A third way of ‘reading’ these texts is to look at how we pray. I suppose I long ago learnt that the Greek word, ‘pharmakon’, means both medicine and poison. But it’s only recently that I’ve been able to live that experience, with my body being pumped full of drugs (a form of poison) specially put together to fit the kind of illness I was suffering from. That word ‘pharmakon’ – from which we get ‘pharmacy’ – soon migrated into the vocabulary of the Church, and was used as a way of describing the effects of the death of Jesus, and then the eucharist, the observance of Lent, and much else. That purgative, cleansing image mixes well with clay jars, fragile people, on their pilgrimage of faith together.
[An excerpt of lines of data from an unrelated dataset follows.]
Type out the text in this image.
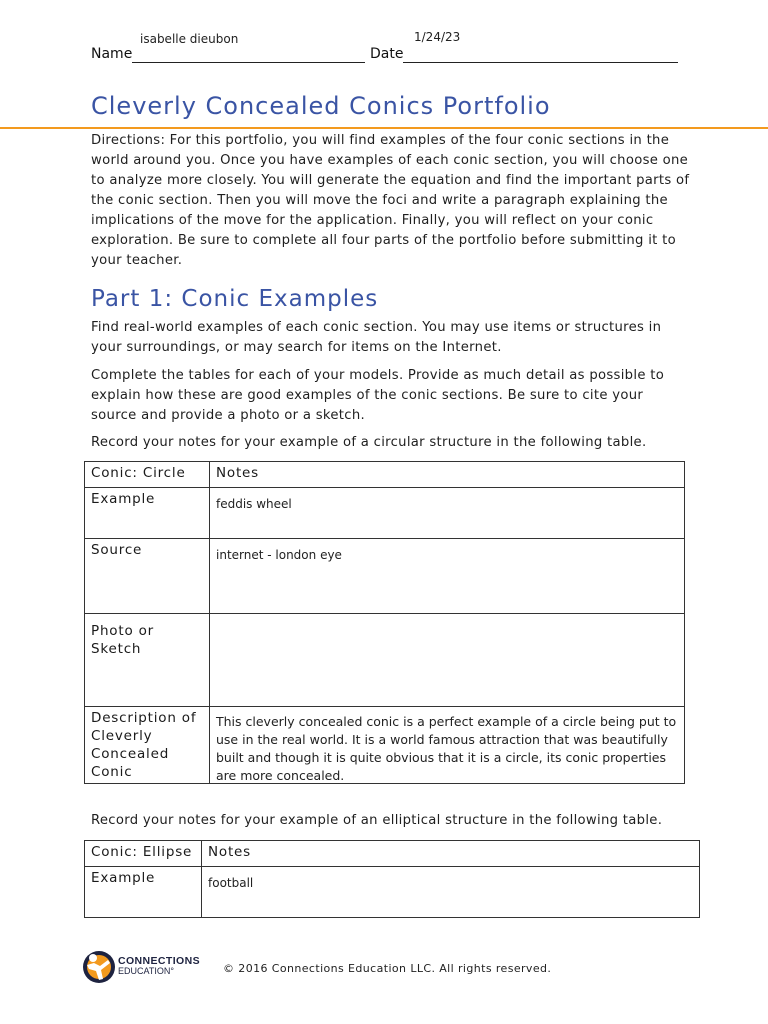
isabelle dieubon	1/24/23
Name	Date
Cleverly Concealed Conics Portfolio

Directions: For this portfolio, you will find examples of the four conic sections in the world around you. Once you have examples of each conic section, you will choose one to analyze more closely. You will generate the equation and find the important parts of the conic section. Then you will move the foci and write a paragraph explaining the implications of the move for the application. Finally, you will reflect on your conic exploration. Be sure to complete all four parts of the portfolio before submitting it to your teacher.

Part 1: Conic Examples

Find real-world examples of each conic section. You may use items or structures in your surroundings, or may search for items on the Internet.

Complete the tables for each of your models. Provide as much detail as possible to explain how these are good examples of the conic sections. Be sure to cite your source and provide a photo or a sketch.

Record your notes for your example of a circular structure in the following table.

Conic: Circle	Notes
Example	feddis wheel

Source	internet - london eye

Photo or Sketch	

Description of Cleverly Concealed Conic	This cleverly concealed conic is a perfect example of a circle being put to use in the real world. It is a world famous attraction that was beautifully built and though it is quite obvious that it is a circle, its conic properties are more concealed.

Record your notes for your example of an elliptical structure in the following table.

Conic: Ellipse	Notes
Example	football
CONNECTIONS
EDUCATION°	© 2016 Connections Education LLC. All rights reserved.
Perhaps when we turn to the business of praying, we can begin to see how lucky we are with what we have got, how much time we waste trying to make the words somehow ‘accessible’ when what they are pointing us to is ‘inaccessible’; we could well use fewer words but allow them to go further.
I didn’t have (or want) the luxury of deciding which bit of the religious supermarket I wanted by my sick bed, nor did I have the energy to make it all up as I went along: I learnt to make do with a bare minimum of what was given me. Had I surrendered to consumer religion, or the pervading culture of righteous autonomy, and only prayed ‘when I felt like it’, or ‘when God really speaks to me’, there can be little doubt that I would have given up altogether. But I didn’t give up – thanks to your prayers. I prayed through God’s apparent absence, and I shall never forget it.
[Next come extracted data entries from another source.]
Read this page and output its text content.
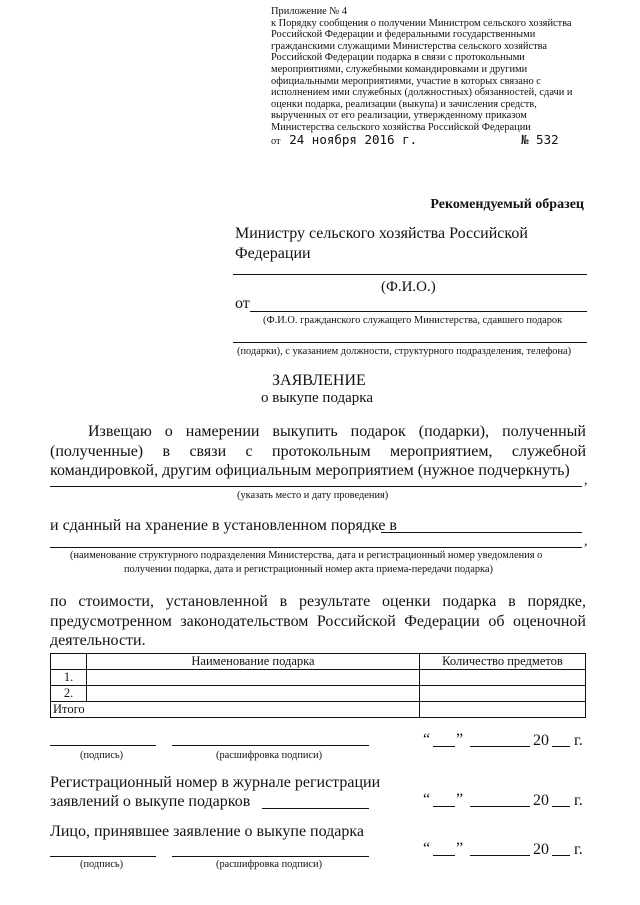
Приложение № 4
к Порядку сообщения о получении Министром сельского хозяйства
Российской Федерации и федеральными государственными
гражданскими служащими Министерства сельского хозяйства
Российской Федерации подарка в связи с протокольными
мероприятиями, служебными командировками и другими
официальными мероприятиями, участие в которых связано с
исполнением ими служебных (должностных) обязанностей, сдачи и
оценки подарка, реализации (выкупа) и зачисления средств,
вырученных от его реализации, утвержденному приказом
Министерства сельского хозяйства Российской Федерации
от 24 ноября 2016 г.	№ 532
Рекомендуемый образец
Министру сельского хозяйства Российской Федерации
(Ф.И.О.)
от
(Ф.И.О. гражданского служащего Министерства, сдавшего подарок
(подарки), с указанием должности, структурного подразделения, телефона)
ЗАЯВЛЕНИЕ
о выкупе подарка
Извещаю о намерении выкупить подарок (подарки), полученный (полученные) в связи с протокольным мероприятием, служебной командировкой, другим официальным мероприятием (нужное подчеркнуть)
,
(указать место и дату проведения)
и сданный на хранение в установленном порядке в
,
(наименование структурного подразделения Министерства, дата и регистрационный номер уведомления о
получении подарка, дата и регистрационный номер акта приема-передачи подарка)
по стоимости, установленной в результате оценки подарка в порядке, предусмотренном законодательством Российской Федерации об оценочной деятельности.
	Наименование подарка	Количество предметов
1.		
2.		
Итого		
(подпись)	(расшифровка подписи)
“ ”	20 г.
Регистрационный номер в журнале регистрации
заявлений о выкупе подарков	“ ”	20 г.
Лицо, принявшее заявление о выкупе подарка
(подпись)	(расшифровка подписи)
“ ”	20 г.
So are we here because we want our ego’s somehow affirmed by Jesus? He will surely refuse to do that, especially this week. Or are we here because we can face up to the full implications of being clay jars, like the bottles containing the oils of healing, baptismal preparation, and chrism shortly to be blessed? It is in vessels such as these that the heavenly servant, betrayed, crucified and risen, places his heavenly treasure.